# Intro to Pandas and Matplotlib

#### Preparing, cleaning, and visualising data using `pandas` and `Matplotlib`

Setting up the dataset:
- Read in the CSV and name all the columns accordingly
- Make sure that the Month column is properly formatted as having a `datetime` type
- Set Month as the index of the dataframe
- Define relevant variables for use later

In [None]:
from dotenv import load_dotenv
import os

import pandas as pd
import matplotlib.pyplot as plt
import ipywidgets as widgets
from ipywidgets import interact

load_dotenv()
DATASET_PATH = os.environ.get("DATASET_PATH")
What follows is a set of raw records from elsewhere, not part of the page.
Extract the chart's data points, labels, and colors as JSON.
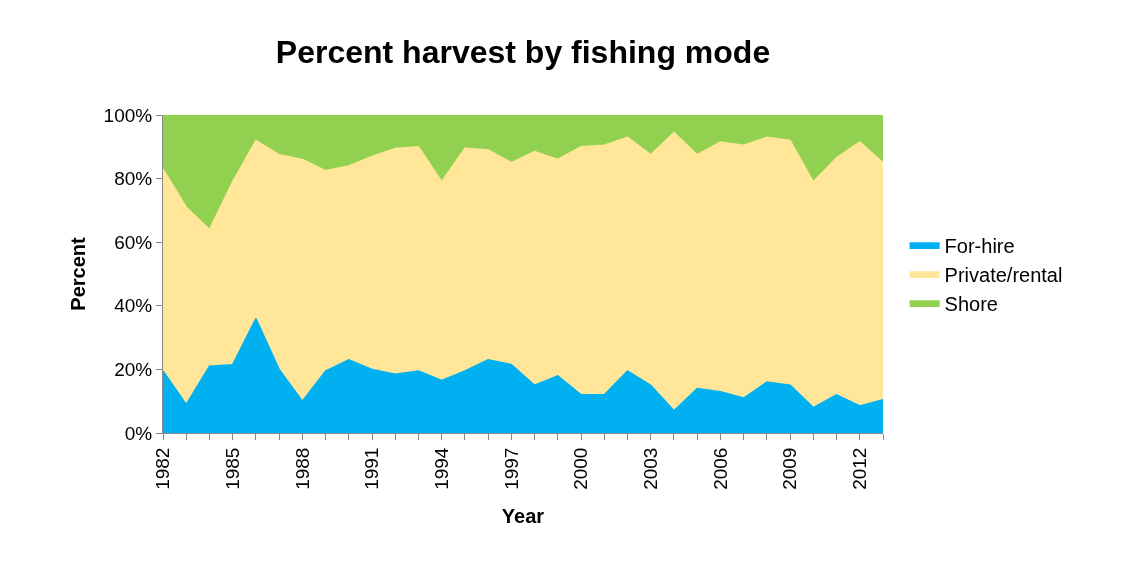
{
  "chart_data": {
    "type": "area",
    "title": "Percent harvest by fishing mode",
    "xlabel": "Year",
    "ylabel": "Percent",
    "stacked": true,
    "legend": "right",
    "categories": [
      "1982",
      null,
      null,
      "1985",
      null,
      null,
      "1988",
      null,
      null,
      "1991",
      null,
      null,
      "1994",
      null,
      null,
      "1997",
      null,
      null,
      "2000",
      null,
      null,
      "2003",
      null,
      null,
      "2006",
      null,
      null,
      "2009",
      null,
      null,
      "2012",
      null
    ],
    "ylim": [
      0,
      100
    ],
    "yticks": [
      {
        "value": 0,
        "label": "0%"
      },
      {
        "value": 20,
        "label": "20%"
      },
      {
        "value": 40,
        "label": "40%"
      },
      {
        "value": 60,
        "label": "60%"
      },
      {
        "value": 80,
        "label": "80%"
      },
      {
        "value": 100,
        "label": "100%"
      }
    ],
    "series": [
      {
        "name": "For-hire",
        "color": "#00b0f0",
        "values": [
          19.5,
          9,
          21,
          21.5,
          36,
          20,
          10,
          19.5,
          23,
          20,
          18.5,
          19.5,
          16.5,
          19.5,
          23,
          21.5,
          15,
          18,
          12,
          12,
          19.5,
          15,
          7,
          14,
          13,
          11,
          16,
          15,
          8,
          12,
          8.5,
          10.5
        ]
      },
      {
        "name": "Private/rental",
        "color": "#ffe699",
        "values": [
          63.5,
          62,
          43,
          57.5,
          56,
          67.5,
          76,
          63,
          61,
          67,
          71,
          70.5,
          62.5,
          70,
          66,
          63.5,
          73.5,
          68,
          78,
          78.5,
          73.5,
          72.5,
          87.5,
          73.5,
          78.5,
          79.5,
          77,
          77,
          71,
          74.5,
          83,
          74.5
        ]
      },
      {
        "name": "Shore",
        "color": "#92d050",
        "values": [
          17,
          29,
          36,
          21,
          8,
          12.5,
          14,
          17.5,
          16,
          13,
          10.5,
          10,
          21,
          10.5,
          11,
          15,
          11.5,
          14,
          10,
          9.5,
          7,
          12.5,
          5.5,
          12.5,
          8.5,
          9.5,
          7,
          8,
          21,
          13.5,
          8.5,
          15
        ]
      }
    ]
  }
}
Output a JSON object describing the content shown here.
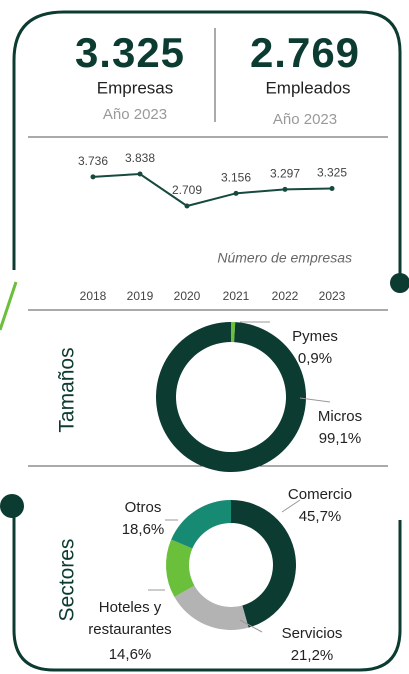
{
  "kpis": [
    {
      "value": "3.325",
      "label": "Empresas",
      "note": "Año 2023"
    },
    {
      "value": "2.769",
      "label": "Empleados",
      "note": "Año 2023"
    }
  ],
  "chart_data": [
    {
      "type": "line",
      "categories": [
        "2018",
        "2019",
        "2020",
        "2021",
        "2022",
        "2023"
      ],
      "values": [
        3736,
        3838,
        2709,
        3156,
        3297,
        3325
      ],
      "value_labels": [
        "3.736",
        "3.838",
        "2.709",
        "3.156",
        "3.297",
        "3.325"
      ],
      "color": "#174a3e",
      "caption": "Número de empresas"
    },
    {
      "type": "pie",
      "title": "Tamaños",
      "categories": [
        "Pymes",
        "Micros"
      ],
      "values": [
        0.9,
        99.1
      ],
      "value_labels": [
        "0,9%",
        "99,1%"
      ],
      "colors": [
        "#6abf3b",
        "#0c3b31"
      ]
    },
    {
      "type": "pie",
      "title": "Sectores",
      "categories": [
        "Comercio",
        "Servicios",
        "Hoteles y restaurantes",
        "Otros"
      ],
      "values": [
        45.7,
        21.2,
        14.6,
        18.6
      ],
      "value_labels": [
        "45,7%",
        "21,2%",
        "14,6%",
        "18,6%"
      ],
      "colors": [
        "#0c3b31",
        "#b3b3b3",
        "#6abf3b",
        "#178a74"
      ]
    }
  ]
}
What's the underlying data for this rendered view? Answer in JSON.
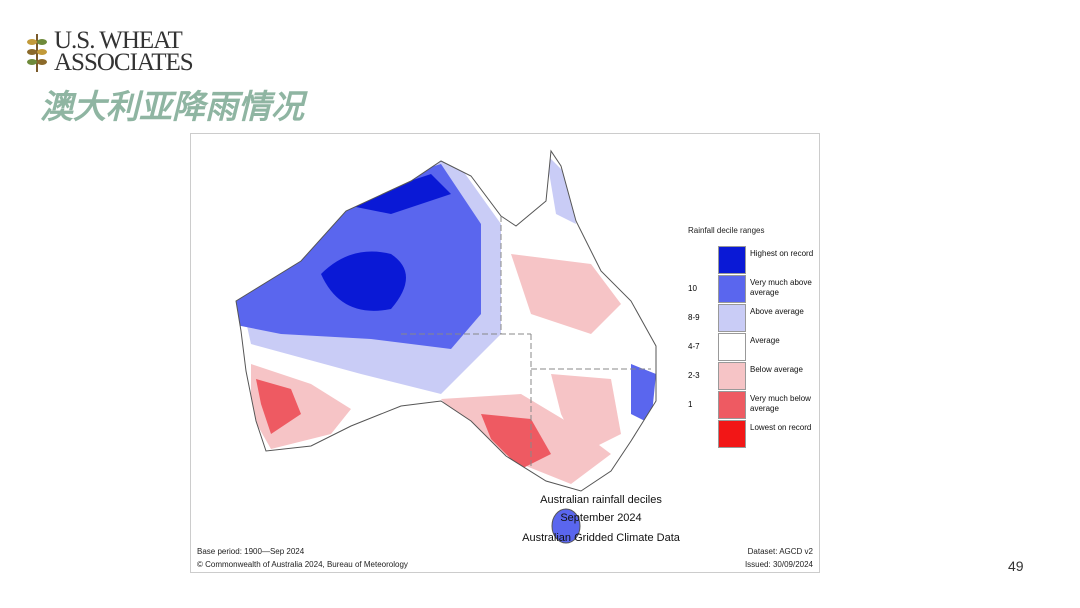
{
  "logo": {
    "line1": "U.S. WHEAT",
    "line2": "ASSOCIATES"
  },
  "title": "澳大利亚降雨情况",
  "map": {
    "legend": {
      "title": "Rainfall decile ranges",
      "items": [
        {
          "label": "Highest on record",
          "color": "#0a19d6"
        },
        {
          "range": "10",
          "label": "Very much above average",
          "color": "#5a66ee"
        },
        {
          "range": "8-9",
          "label": "Above average",
          "color": "#c9ccf6"
        },
        {
          "range": "4-7",
          "label": "Average",
          "color": "#ffffff"
        },
        {
          "range": "2-3",
          "label": "Below average",
          "color": "#f6c4c6"
        },
        {
          "range": "1",
          "label": "Very much below average",
          "color": "#ee5a62"
        },
        {
          "label": "Lowest on record",
          "color": "#f21616"
        }
      ]
    },
    "caption": [
      "Australian rainfall deciles",
      "September 2024",
      "Australian Gridded Climate Data"
    ],
    "base_period": "Base period: 1900—Sep 2024",
    "dataset": "Dataset: AGCD v2",
    "copyright": "© Commonwealth of Australia 2024, Bureau of Meteorology",
    "issued": "Issued: 30/09/2024"
  },
  "page_number": 49
}
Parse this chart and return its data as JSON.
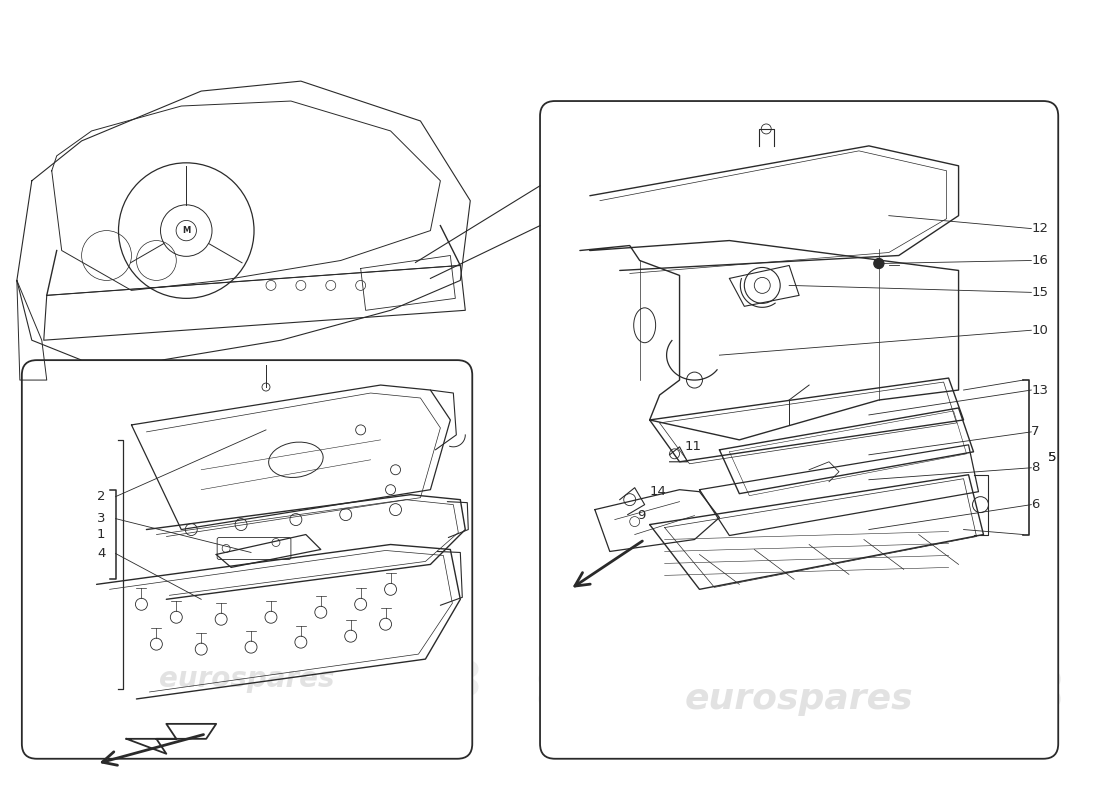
{
  "bg_color": "#ffffff",
  "line_color": "#2a2a2a",
  "watermark_color": "#d0d0d0",
  "watermark_text": "eurospares",
  "fig_w": 11.0,
  "fig_h": 8.0,
  "dpi": 100
}
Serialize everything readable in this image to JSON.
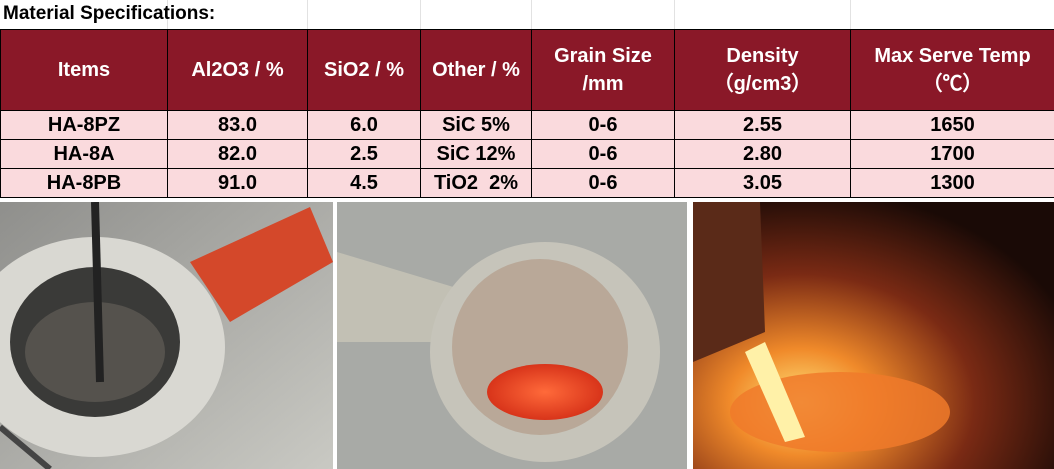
{
  "title": "Material Specifications:",
  "table": {
    "header": [
      "Items",
      "Al2O3 / %",
      "SiO2 / %",
      "Other / %",
      [
        "Grain Size",
        "/mm"
      ],
      [
        "Density",
        "（g/cm3）"
      ],
      [
        "Max Serve Temp",
        "（℃）"
      ]
    ],
    "rows": [
      [
        "HA-8PZ",
        "83.0",
        "6.0",
        "SiC 5%",
        "0-6",
        "2.55",
        "1650"
      ],
      [
        "HA-8A",
        "82.0",
        "2.5",
        "SiC 12%",
        "0-6",
        "2.80",
        "1700"
      ],
      [
        "HA-8PB",
        "91.0",
        "4.5",
        "TiO2  2%",
        "0-6",
        "3.05",
        "1300"
      ]
    ]
  }
}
# load in CSV and reformat the dataframe
df = pd.read_csv(DATASET_PATH + "Day 1 Conversion Rate Motor.csv")
df.rename(columns={"Grouping": "State", "Selected Measure1": "Day 1 Conversion Rate"}, inplace=True)
df["Month"] = pd.to_datetime(df["Month"], format="%d/%m/%y")
df.set_index("Month", inplace=True)

states = sorted(set(df["State"]))
df.head()

Plot the conversion rate for every state individually on the same plot:

In [None]:
for state in states:
    df[df.State == state]["Day 1 Conversion Rate"].plot(
        x="Month",
        ylabel="Day 1 Conversion Rate",
        title="Day 1 Conversion Rate against Month"
    )

plt.legend(states);

Here I experimented with using `ipywidgets` to create interactive plots in Jupyter; this ended up being unnecessary as the final product wouldn't be run on a Jupyter notebook anyway. Nevertheless it's useful for visualising data during development.

In [None]:
widget = widgets.Dropdown(
    options=states,
    value="a. NSW",
    description="State:",
    disabled=False
)

def plot_conversion_rate(state):
    df[df.State == state]["Day 1 Conversion Rate"].plot(
        ylabel="Day 1 Conversion Rate",
        title=f"Day 1 Conversion Rate against Month ({state})"
    )

interact(plot_conversion_rate, state=widget);